I'm not sure how to avoid double group_bys (I don't think you can) but this avoids filters and explodes. The trick is to first create a helper column which represents each continuous sequence of value. You used to have to do that manually but now there's .rle_id to do it for you. Once you do that then you can use the built in .first() and .last() to construct the intervals struct.

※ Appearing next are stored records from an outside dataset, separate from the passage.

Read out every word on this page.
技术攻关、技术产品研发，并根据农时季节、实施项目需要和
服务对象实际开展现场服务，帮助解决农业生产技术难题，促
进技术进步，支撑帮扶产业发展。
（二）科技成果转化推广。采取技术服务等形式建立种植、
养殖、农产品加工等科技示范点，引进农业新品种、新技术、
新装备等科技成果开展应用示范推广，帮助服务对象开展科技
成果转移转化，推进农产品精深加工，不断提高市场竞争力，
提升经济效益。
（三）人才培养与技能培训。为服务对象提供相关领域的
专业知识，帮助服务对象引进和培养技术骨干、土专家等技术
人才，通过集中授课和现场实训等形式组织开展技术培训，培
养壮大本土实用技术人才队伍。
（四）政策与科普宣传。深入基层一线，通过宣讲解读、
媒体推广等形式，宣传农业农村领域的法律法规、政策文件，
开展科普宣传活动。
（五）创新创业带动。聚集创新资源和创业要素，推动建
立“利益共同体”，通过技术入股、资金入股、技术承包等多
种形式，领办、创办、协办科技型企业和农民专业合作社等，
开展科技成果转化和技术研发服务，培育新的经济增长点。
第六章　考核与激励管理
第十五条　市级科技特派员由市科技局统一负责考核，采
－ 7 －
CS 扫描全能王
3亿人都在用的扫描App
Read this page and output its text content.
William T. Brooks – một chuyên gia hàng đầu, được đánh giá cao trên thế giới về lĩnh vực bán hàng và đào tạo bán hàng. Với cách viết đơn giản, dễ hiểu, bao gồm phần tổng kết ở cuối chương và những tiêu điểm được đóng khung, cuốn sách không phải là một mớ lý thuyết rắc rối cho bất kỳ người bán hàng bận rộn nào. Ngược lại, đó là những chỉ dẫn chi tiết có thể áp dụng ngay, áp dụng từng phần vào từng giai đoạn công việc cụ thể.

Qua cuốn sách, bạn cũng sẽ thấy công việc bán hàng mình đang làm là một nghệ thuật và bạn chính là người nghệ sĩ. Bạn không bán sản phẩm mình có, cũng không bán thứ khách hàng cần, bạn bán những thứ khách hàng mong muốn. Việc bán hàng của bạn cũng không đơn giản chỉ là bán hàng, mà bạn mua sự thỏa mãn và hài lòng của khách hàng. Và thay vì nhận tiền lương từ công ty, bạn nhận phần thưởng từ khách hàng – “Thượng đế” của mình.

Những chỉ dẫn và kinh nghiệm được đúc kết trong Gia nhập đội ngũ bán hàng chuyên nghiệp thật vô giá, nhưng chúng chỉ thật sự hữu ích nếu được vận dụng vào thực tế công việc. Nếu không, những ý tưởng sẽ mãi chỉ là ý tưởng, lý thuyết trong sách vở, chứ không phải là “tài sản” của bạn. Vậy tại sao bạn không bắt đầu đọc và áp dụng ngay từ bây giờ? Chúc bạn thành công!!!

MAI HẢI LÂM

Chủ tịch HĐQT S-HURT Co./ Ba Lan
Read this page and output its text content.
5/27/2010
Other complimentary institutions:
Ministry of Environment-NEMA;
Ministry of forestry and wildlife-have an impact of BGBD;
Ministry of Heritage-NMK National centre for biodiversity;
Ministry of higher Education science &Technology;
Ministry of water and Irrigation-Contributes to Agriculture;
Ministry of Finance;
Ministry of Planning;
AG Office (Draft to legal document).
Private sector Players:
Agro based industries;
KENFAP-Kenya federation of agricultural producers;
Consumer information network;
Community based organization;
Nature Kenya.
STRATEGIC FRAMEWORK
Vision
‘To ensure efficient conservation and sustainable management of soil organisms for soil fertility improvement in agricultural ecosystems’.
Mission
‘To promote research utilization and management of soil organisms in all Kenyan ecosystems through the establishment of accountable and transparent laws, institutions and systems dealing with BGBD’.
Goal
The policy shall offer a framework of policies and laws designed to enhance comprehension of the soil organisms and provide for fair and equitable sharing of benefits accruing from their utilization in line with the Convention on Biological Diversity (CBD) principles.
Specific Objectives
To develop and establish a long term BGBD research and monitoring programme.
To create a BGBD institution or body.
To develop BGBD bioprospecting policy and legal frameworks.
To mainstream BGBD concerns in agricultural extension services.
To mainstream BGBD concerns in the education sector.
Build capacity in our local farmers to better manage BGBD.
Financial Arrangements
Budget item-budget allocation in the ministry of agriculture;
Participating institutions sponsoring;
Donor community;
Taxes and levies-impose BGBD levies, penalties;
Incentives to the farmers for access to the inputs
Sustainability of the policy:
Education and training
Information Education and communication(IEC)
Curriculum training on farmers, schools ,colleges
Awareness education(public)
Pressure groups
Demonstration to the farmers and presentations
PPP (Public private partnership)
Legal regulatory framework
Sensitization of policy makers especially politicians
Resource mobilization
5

You then need a second group_by to put the those intervals into a list by value

(
    frame
    .group_by(
        pl.col('value').rle_id().alias('i'),
        maintain_order=True
        )
    .agg(
        value = pl.col('value').first(),
        intervals = pl.struct(
            start_date = pl.col('date').first(), 
            end_date=pl.col('date').last()
            )
        )
    .group_by('value',maintain_order=True)
    .agg(
        pl.col('intervals')
        )
)
shape: (2, 2)
┌───────┬─────────────────────────────────────────────────────────────────────────────┐
│ value ┆ intervals                                                                   │
│ ---   ┆ ---                                                                         │
│ str   ┆ list[struct[2]]                                                             │
╞═══════╪═════════════════════════════════════════════════════════════════════════════╡
│ A     ┆ [{2011-01-01,2011-01-01}, {2011-01-03,2011-01-03}, {2011-01-06,2011-01-08}] │
│ B     ┆ [{2011-01-02,2011-01-02}, {2011-01-04,2011-01-05}, {2011-01-09,2011-01-10}] │
└───────┴─────────────────────────────────────────────────────────────────────────────┘

**Incidentally, if you want to print a wider dataframe that isn't abbreviated, then you can set pl.Config.set_fmt_str_lengths() to a high number.

0
jqurious On

Just with regards to your current approach:

Creating booleans and using Expr.filter() seems like a "manual implementation" of .when().then()

def find_date(periods=1):
    return (
        pl.when(pl.col("value").ne_missing(pl.col("value").shift(periods)))
          .then(pl.col("date"))
    )
   
(df.with_columns(start_date = find_date().forward_fill(), end_date = find_date(-1))
   .drop_nulls()
   .group_by("value")
   .agg(intervals = pl.struct("start_date", "end_date"))
)
shape: (2, 2)
┌───────┬─────────────────────────────────────────────────────────────────────────────┐
│ value ┆ intervals                                                                   │
│ ---   ┆ ---                                                                         │
│ str   ┆ list[struct[2]]                                                             │
╞═══════╪═════════════════════════════════════════════════════════════════════════════╡
│ A     ┆ [{2011-01-01,2011-01-01}, {2011-01-03,2011-01-03}, {2011-01-06,2011-01-08}] │
│ B     ┆ [{2011-01-02,2011-01-02}, {2011-01-04,2011-01-05}, {2011-01-09,2011-01-10}] │
└───────┴─────────────────────────────────────────────────────────────────────────────┘
  • .ne_missing() is used instead of != to handle the first/last row nulls that .shift() produces.